Amazon Web Services announced that its next generation of GPU-powered Amazon EC2 P4d instances. The new GPU-powered instances deliver 3x faster performance, up to 60% lower cost, and 2.5x more GPU memory for machine learning training and HPC workloads when compared to P3 instances. It features 8 NVIDIA A100 Tensor Core GPUs and 400 Gbps of network bandwidth. With P4d instances with AWS’s Elastic Fabric Adapter and NVIDIA GPUDirect RDMA users will be able to P4d instances with EC2 UltraClusters capability.
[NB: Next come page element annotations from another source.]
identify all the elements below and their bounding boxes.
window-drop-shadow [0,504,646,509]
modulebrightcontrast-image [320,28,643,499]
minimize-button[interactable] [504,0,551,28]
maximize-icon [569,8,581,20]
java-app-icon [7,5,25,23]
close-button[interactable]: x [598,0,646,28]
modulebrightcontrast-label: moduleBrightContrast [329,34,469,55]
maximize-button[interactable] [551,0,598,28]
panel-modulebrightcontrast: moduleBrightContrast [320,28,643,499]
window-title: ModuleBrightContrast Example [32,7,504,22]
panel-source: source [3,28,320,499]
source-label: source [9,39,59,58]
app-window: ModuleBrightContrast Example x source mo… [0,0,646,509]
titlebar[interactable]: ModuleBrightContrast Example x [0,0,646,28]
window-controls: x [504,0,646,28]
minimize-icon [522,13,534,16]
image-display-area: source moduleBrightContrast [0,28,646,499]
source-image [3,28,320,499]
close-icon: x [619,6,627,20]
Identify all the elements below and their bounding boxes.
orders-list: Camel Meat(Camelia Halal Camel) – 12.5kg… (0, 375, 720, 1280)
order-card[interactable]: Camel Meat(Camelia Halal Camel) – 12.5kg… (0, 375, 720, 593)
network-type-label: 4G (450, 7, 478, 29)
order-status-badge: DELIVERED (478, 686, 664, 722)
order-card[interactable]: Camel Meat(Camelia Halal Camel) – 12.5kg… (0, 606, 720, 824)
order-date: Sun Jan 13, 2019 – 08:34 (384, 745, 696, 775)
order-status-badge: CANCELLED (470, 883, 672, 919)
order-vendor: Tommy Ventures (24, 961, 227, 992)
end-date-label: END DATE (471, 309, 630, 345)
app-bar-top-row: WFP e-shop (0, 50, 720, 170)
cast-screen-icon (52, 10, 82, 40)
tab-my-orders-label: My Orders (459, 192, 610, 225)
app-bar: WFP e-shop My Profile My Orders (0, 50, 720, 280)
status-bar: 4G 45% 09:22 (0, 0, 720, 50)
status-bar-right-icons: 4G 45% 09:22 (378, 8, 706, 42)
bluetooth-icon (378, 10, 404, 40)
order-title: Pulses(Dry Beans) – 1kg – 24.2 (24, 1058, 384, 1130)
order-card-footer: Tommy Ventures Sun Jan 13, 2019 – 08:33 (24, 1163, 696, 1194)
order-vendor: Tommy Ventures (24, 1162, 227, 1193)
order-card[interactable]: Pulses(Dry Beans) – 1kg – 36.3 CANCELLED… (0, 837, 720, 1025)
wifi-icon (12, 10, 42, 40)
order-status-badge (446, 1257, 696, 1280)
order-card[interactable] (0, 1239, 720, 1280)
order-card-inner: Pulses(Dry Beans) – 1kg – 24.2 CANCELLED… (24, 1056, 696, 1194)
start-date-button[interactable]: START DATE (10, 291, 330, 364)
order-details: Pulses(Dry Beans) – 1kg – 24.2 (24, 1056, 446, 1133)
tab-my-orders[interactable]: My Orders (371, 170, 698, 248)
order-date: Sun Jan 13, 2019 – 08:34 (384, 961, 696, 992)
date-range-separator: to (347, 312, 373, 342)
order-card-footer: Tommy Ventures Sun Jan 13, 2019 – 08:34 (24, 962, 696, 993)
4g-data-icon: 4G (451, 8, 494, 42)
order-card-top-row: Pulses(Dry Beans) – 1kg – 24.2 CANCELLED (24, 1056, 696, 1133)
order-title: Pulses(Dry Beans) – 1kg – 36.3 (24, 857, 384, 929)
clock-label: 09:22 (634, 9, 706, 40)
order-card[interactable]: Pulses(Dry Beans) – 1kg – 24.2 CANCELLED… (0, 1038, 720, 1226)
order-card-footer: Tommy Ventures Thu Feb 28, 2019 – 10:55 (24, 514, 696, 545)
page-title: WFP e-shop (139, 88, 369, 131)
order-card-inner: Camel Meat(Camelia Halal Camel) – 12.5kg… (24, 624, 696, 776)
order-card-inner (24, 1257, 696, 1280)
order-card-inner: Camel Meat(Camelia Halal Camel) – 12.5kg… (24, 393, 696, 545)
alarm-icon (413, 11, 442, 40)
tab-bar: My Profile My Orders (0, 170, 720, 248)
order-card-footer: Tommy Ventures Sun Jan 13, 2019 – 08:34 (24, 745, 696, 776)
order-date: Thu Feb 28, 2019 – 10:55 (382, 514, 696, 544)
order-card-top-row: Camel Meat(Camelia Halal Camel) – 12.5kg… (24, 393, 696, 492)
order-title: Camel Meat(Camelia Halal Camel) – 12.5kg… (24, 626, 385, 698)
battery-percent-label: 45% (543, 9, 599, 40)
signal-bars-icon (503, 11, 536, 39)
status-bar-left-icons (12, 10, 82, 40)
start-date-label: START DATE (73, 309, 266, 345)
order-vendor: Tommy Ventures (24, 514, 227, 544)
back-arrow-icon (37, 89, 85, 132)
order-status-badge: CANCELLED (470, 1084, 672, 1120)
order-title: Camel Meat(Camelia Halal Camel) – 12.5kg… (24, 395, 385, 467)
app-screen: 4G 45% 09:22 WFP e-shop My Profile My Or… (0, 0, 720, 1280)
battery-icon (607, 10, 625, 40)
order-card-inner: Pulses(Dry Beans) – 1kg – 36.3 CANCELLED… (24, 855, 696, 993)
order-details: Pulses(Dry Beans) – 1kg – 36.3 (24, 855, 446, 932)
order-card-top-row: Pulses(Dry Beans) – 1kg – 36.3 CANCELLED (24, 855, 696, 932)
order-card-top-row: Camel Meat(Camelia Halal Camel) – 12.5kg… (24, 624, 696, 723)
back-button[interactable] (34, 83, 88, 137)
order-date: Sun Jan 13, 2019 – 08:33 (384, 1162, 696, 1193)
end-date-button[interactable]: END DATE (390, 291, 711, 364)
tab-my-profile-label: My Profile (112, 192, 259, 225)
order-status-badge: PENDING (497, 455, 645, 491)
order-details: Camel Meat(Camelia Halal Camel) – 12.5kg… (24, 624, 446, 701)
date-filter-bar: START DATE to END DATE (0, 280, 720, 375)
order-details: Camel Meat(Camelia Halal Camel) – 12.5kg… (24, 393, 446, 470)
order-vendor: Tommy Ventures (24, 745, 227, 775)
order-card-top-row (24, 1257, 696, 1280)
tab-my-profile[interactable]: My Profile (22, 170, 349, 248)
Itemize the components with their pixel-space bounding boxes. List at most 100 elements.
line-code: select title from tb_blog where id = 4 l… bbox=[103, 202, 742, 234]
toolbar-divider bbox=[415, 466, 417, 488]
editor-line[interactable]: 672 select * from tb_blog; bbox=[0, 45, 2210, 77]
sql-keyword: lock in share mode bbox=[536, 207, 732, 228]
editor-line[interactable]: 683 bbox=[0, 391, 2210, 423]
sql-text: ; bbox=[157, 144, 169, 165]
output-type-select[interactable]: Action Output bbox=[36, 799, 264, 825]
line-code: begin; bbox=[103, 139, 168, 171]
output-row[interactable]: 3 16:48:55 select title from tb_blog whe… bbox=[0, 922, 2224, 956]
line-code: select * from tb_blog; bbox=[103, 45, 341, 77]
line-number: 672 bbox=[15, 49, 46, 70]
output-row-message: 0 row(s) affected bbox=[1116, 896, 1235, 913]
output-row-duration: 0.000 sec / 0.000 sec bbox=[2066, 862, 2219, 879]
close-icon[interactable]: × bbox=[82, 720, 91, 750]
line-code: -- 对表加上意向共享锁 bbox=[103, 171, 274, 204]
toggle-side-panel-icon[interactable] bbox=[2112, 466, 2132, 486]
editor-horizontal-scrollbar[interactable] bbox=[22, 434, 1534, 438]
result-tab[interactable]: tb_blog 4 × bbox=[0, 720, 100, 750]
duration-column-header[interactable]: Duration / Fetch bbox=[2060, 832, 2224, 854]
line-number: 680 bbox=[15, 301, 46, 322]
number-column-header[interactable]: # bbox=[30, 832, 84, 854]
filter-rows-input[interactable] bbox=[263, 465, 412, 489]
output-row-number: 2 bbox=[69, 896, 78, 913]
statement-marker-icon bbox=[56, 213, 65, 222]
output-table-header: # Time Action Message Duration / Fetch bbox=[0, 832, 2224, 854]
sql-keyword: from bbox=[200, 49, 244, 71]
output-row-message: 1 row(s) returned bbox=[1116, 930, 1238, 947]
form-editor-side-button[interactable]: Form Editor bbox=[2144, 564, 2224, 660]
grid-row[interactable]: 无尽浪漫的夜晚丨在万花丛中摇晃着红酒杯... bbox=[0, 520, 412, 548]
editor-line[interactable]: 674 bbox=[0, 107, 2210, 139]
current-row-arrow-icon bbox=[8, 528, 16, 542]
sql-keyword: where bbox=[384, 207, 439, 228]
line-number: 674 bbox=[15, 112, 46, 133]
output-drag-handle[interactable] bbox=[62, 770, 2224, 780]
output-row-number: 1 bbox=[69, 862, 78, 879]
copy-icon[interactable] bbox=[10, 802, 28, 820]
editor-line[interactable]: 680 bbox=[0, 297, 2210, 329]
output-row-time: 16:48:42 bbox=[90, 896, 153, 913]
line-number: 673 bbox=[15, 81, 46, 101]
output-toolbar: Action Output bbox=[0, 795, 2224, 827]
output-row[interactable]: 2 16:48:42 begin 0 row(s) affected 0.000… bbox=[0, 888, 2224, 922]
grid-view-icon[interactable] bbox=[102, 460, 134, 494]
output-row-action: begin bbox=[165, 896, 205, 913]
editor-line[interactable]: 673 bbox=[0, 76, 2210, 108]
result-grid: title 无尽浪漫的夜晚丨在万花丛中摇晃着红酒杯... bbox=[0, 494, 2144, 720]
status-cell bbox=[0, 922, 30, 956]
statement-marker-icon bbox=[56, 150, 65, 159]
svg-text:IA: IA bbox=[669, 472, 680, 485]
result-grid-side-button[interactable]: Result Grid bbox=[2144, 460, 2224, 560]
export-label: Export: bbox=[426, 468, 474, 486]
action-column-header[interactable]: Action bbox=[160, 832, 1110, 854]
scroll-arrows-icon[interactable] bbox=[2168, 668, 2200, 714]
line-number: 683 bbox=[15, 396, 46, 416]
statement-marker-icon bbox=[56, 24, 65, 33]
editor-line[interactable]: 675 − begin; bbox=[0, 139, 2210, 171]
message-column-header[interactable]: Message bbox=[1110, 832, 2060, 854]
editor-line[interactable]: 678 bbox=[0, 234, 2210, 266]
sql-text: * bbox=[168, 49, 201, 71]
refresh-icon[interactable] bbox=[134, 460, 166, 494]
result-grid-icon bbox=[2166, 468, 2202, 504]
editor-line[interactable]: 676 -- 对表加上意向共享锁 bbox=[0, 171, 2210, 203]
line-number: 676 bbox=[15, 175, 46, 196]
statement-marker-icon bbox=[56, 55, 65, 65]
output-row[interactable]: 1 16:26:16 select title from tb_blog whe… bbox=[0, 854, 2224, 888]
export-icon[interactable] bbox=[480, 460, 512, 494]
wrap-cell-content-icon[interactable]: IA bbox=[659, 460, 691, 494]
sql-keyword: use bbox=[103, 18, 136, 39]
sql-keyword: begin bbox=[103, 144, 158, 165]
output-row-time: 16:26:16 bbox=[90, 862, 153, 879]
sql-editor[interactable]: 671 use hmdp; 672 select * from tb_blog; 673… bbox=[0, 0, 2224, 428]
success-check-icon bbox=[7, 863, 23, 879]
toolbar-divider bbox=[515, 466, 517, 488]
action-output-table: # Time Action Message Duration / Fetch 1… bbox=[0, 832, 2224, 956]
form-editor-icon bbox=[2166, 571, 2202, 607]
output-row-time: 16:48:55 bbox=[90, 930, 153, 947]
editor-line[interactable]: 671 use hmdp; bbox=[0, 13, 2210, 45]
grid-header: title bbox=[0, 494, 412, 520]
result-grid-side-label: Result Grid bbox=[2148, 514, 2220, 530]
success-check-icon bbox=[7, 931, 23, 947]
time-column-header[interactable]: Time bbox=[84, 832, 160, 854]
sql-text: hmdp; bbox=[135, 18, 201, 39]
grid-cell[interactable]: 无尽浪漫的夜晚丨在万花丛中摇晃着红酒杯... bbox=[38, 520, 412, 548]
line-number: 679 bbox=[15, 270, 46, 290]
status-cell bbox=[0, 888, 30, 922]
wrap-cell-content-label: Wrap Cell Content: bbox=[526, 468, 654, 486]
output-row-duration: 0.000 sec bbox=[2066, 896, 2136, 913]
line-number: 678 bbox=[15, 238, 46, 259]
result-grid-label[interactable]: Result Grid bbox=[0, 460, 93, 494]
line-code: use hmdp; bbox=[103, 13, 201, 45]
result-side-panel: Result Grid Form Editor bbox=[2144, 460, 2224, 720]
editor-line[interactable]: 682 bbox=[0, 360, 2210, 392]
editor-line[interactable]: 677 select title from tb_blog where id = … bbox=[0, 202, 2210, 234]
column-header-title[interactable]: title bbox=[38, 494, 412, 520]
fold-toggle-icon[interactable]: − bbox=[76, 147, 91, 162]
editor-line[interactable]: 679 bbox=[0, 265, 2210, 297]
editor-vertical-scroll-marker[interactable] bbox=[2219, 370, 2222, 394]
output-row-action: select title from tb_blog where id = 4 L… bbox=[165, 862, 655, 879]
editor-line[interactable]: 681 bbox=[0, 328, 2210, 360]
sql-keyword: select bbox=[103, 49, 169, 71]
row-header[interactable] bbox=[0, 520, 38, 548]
Scale to over 4,000 A100 GPUs
EC2 UltraClusters also allows scaling P4d instances to over 4,000 A100 GPUs by making use of AWS-designed non-blocking petabit-scale networking infrastructure integrated with Amazon FSx for Lustre high-performance storage. It also offers on-demand access to supercomputing-class performance to accelerate machine learning training and HPC.
AWS Nitro System
Amazon’s new P4d instances are built on the AWS Nitro System, which is hardware and software designed by AWS. Nitro System enables AWS to deliver an ever-broadening selection of EC2 instances and configurations to users. It also offers performance that is indistinguishable from bare metal, providing fast storage and networking and ensuring more secure multi-tenancy. Dave Brown, Vice President, EC2, AWS, said,
“The pace at which our customers have used AWS services to build, train, and deploy machine learning applications has been extraordinary. At the same time, we have heard from those customers that they want an even lower-cost way to train their massive machine learning models. Now, with EC2 UltraClusters of P4d instances powered by NVIDIA’s latest A100 GPUs and petabit-scale networking, we’re making supercomputing-class performance available to virtually everyone, while reducing the time to train machine learning models by 3x, and lowering the cost to train by up to 60% compared to previous generation instances.”